Alert: 1 AI Stock To Hold For The Next 10 Years
Investment Alert: Buy Google (GOOGL) Under $110/share
Disclaimer: Investment Alerts have a medium to long-term time horizon. These do not constitute financial advice and you should contact a financial advisor before deciding whether it is appropriate for your individual circumstances.
When ChatGPT launched, it became the fastest growing product, winning over 1 million users in five days and 1 billion users in two months.
Soon Alphabet felt the pressure to launch its Generative AI competitor to the world, Bard. But the launch was widely perceived as a flop. Inaccuracies and errors were prevalent in Bard that didn’t seem to sully Open AI’s ChatGPT.
Sometimes, Bard would confidently state facts as if they were true, when they were not. Having fumbled the ball on the global stage, Alphabet’s AI team was left to scurry back to HQ to play catch up. Which brings us to the question, will it catch up?
Key Points
- Alphabet has a history of success in growing and monetizing new products. For example, Google Search, YouTube, and Gmail were all initially slow to gain traction, but Alphabet was able to turn them into massive successes.
- Bard is a powerful new tool with the potential to disrupt many industries. Expect management to figure out how to improve upon it and commercialize it.
- Investors should not underestimate Alphabet’s ability to monetize Bard. The company has a proven track record of success, and it has the resources to make Bard a profitable product.
A Walk Down Memory Lane
To understand the potential for Bard, we’ll take a trip down memory lane and revisit Facebook in the early days.
Fifteen years ago, Facebook was the “new shiny thing” and was growing like a weed. Critics regularly took shots at management, but one in particular stood out; the company’s lack of monetization.
The platform had all an abundance of users but how would it make money?
In hindsight, the statement seems absurd. But it was a hotly debated topic back in the day. What the critics weren’t paying attention to is Zuckerberg and his team could adjust the “dials” however they saw fit “more users” – great, crank it up, “more money” – awesome, turn that dial. The point is management chose user growth over monetization early on to establish a moat that couldn’t be crossed by competitors.
To put it clearly, management knew precisely what it was doing, and strategically decided to defer monetization until it had an unassailable lead.

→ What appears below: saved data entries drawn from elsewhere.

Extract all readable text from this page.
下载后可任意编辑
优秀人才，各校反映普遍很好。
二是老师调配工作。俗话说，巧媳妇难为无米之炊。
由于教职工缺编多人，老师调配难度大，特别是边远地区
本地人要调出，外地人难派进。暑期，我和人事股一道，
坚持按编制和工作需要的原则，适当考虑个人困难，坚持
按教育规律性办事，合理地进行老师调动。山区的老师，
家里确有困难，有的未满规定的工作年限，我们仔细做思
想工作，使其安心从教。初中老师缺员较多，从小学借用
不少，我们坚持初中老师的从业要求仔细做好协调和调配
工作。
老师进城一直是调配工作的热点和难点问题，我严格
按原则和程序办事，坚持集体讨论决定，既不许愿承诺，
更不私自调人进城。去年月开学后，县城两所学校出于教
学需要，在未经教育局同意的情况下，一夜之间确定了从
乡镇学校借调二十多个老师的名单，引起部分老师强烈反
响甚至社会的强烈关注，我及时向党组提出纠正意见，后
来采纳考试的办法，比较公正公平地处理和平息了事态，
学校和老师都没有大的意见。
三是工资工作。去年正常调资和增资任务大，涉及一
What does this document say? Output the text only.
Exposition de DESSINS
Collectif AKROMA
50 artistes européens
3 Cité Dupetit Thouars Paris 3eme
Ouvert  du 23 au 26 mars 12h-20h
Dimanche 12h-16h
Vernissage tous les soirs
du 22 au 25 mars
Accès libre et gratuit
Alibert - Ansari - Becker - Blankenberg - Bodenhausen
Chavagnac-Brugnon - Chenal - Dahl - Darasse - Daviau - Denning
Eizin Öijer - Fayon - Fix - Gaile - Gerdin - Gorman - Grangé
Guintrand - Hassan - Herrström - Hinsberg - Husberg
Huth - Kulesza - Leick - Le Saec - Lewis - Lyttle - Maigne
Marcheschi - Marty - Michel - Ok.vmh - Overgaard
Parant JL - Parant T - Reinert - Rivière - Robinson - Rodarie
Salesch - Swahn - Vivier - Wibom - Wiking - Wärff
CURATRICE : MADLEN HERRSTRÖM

So, how does this tie into Alphabet and Bard?
Belly Flop or Swan Dive
Now fast forward to today. The question for investors to ask is will Alphabet turn its initial belly flop with Bard into a swan dive by catching up and surpassing ChatGPT?
Similar to Facebook with all its enormous resources, it’s hard to fathom that it will not improve upon and commercialize Bard successfully. In Alphabet’s DNA is superior product design, after all. From Search to Gmail to Maps, Alphabet has figured out how to deliver best-in-class design time and again.
More importantly, it has figured out how to commercialize on a virtually unparalleled scale. Five years ago revenues were $136 billion. For the most recent fiscal year they had more than doubled to $282 billion.
The risk to Google from Bard is that, theoretically, Google is no longer needed in a world where Bard is perfect. One day soon, it should be able to answer search queries as well if not better, rendering Google Search useless. Unless users find value in the two co-existing, which is possible. Some users will prefer to have the ability to directly search various results versus being provided one single option from a chatbot.
Underestimate At Your Peril
The big lesson investors learned with Facebook is when a product is just “so good” that user growth is exploding, underestimating the ability of a world class management team to monetize is done at your peril.
Google was underestimated for much of its life too, despite going from one monster success to another. Google Search exploded. YouTube exploded. Gmail won the dominant market share. Google Maps took over. And so on.
The takeaway: Alphabet will figure out the growing pains with Bard, and you can bet they will figure out how to monetize it too. This is a stock to hold for at least the next decade as it has been for the last decade and more.